Aliam esta ancestral
tradição, eficaz, da cultura andina que vai da Patagônia à América Central à
nova compreensão derivada da cosmologia contemporânea, da biologia genética e
molecular, da teoria dos sistemas que entende a Terra como um superorganismovivo
que se autorregula (autopoiesis, de Maturana-Varela e Capra) de forma a sempre
manter a vida e a capacidade de reproduzi-la e fazê-la coevoluir. Esta Terra,
denominada de Gaia, engloba todos os seres, gera e sustenta a teia da vida em
sua incomensurável biodiversidade.
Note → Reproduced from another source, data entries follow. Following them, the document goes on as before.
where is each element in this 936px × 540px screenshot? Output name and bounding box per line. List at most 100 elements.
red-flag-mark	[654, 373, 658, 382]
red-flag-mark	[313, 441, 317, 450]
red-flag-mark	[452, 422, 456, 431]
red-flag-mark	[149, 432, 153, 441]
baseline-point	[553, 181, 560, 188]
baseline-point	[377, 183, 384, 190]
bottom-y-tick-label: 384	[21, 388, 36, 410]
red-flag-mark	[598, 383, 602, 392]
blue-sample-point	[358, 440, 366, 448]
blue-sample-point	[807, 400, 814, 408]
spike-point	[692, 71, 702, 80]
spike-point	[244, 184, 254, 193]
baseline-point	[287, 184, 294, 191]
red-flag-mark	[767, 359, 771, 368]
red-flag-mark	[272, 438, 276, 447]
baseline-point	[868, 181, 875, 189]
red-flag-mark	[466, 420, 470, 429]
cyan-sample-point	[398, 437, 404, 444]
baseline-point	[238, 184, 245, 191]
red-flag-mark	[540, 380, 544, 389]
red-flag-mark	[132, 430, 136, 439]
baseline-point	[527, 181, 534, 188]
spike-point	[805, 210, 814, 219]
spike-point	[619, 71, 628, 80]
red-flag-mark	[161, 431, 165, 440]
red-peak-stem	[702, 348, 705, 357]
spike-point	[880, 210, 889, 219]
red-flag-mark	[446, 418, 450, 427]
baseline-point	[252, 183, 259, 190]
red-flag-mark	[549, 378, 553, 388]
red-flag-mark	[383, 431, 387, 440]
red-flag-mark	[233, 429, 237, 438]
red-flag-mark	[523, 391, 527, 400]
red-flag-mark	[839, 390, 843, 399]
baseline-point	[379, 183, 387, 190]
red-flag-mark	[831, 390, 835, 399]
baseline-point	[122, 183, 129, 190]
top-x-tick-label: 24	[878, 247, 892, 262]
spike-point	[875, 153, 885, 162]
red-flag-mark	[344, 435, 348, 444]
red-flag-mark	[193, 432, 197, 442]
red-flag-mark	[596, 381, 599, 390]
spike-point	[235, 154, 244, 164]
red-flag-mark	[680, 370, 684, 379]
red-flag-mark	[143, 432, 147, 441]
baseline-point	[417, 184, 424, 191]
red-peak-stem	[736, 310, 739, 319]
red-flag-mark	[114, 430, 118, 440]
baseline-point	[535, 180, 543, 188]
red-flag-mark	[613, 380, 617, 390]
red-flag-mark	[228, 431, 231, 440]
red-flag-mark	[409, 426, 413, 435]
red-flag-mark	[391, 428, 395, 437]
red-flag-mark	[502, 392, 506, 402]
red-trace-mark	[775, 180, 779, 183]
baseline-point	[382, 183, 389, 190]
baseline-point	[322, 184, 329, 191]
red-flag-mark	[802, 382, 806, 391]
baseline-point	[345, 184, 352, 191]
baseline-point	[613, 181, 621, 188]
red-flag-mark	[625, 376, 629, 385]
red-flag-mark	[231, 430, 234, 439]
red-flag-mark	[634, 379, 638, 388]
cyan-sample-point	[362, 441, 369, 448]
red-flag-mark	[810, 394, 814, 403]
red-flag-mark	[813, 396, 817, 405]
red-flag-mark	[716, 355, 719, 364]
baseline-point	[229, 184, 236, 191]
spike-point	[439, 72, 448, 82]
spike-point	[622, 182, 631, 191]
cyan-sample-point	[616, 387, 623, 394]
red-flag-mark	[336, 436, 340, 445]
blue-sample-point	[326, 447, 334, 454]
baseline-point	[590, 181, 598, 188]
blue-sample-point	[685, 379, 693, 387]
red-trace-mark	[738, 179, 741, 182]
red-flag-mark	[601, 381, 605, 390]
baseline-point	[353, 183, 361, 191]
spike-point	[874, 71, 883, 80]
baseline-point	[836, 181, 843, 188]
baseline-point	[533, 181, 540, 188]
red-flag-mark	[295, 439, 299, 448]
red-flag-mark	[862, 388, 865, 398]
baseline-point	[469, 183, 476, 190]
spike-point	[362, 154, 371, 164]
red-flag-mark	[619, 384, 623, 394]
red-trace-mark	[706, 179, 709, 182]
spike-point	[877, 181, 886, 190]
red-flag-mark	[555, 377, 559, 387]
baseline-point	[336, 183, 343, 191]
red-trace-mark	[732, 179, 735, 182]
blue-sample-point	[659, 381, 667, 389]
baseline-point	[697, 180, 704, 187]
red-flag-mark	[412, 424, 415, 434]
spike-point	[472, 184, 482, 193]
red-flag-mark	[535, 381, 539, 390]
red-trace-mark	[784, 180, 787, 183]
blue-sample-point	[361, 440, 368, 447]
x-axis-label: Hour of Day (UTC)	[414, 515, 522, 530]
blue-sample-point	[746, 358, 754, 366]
Ela, como Mãe generosa, deve ser respeitada,
reconhecida em suas virtualidades e em seus limites e por isso acolhida como
sujeito de direitos — a dignitas Terrae — base para possibilitar e sustentar
todos os demais direitos pessoais e sociais.
Dois países
latino-americanos, o Equador e a Bolívia, fundaram um verdadeiro
constitucionalismo ecológico; por isso estão à frente de qualquer outro país
dito “desenvolvido”.
A Constituição de
Montecristi da República do Equador de 2008 diz explicitamente em seu
preâmbulo: “Celebramos a natureza, a Pacha Mama, da qual somos parte e que é
vital para nossa existência”. Em seguida enfatiza que a República se propõe
construir “uma nova forma de convivência cidadã, em diversidade e em harmonia
com a natureza, para alcançar o bien vivir, o sumac kawsay (o viver pleno). No
artigo 71º do capítulo VII dispõe:”A natureza ou a Pachamama, donde se reproduz
e se realiza a vida, tem direito a que se respeite integralmente sua
existência, a manutenção e regeneração de seus ciclos vitais, estrutura,
funções e processos evolutivos; toda pessoa, comunidade, povo ou nacionalidade
poderá exigir da autoridade pública o cumprimento dos direitos da natureza…o
Estado incentivará as pessoas naturais e jurídicas, e aos coletivos para que
protejam a natureza, e promoverá o respeito a todos os elementos que formam um
ecossistema”.
Comovedoras são as
palavras do preâmbulo da Consttuição Política do Estado Boliviano, aprovada em
2009: ”Cumprindo o mandato de nossos povos, com a fortaleza de nossa Pachamama
e graças a Deus, refundamos a Bolívia”. O artigo 33º prescreve: ”As pessoas têm
o direito a um meio ambiente saudável, protegido e equilibrado. O exercício
deste direito deve permitir aos indivíduos e às coletividades das presentes e
futuras gerações, incluídos outros seres vivos, a desenvolver-se de maneira
normal e permanente”. O artigo 34º dispõe: ”Qualquer pessoa, a título
individual ou em representação de uma coletividade, está apta a exercer ações
legais em defesa do meio ambiente”.
Aqui temos um verdadeiro
constitucionalismo ecológico que ganhou corpo e letra nas respectivas
Constituições. Tais visões são antecipatórias daquilo que deverá ser para todas
as constituições futuras da humanidade. Somente com tal mente e disposição
garantiremos um destino feliz neste planeta.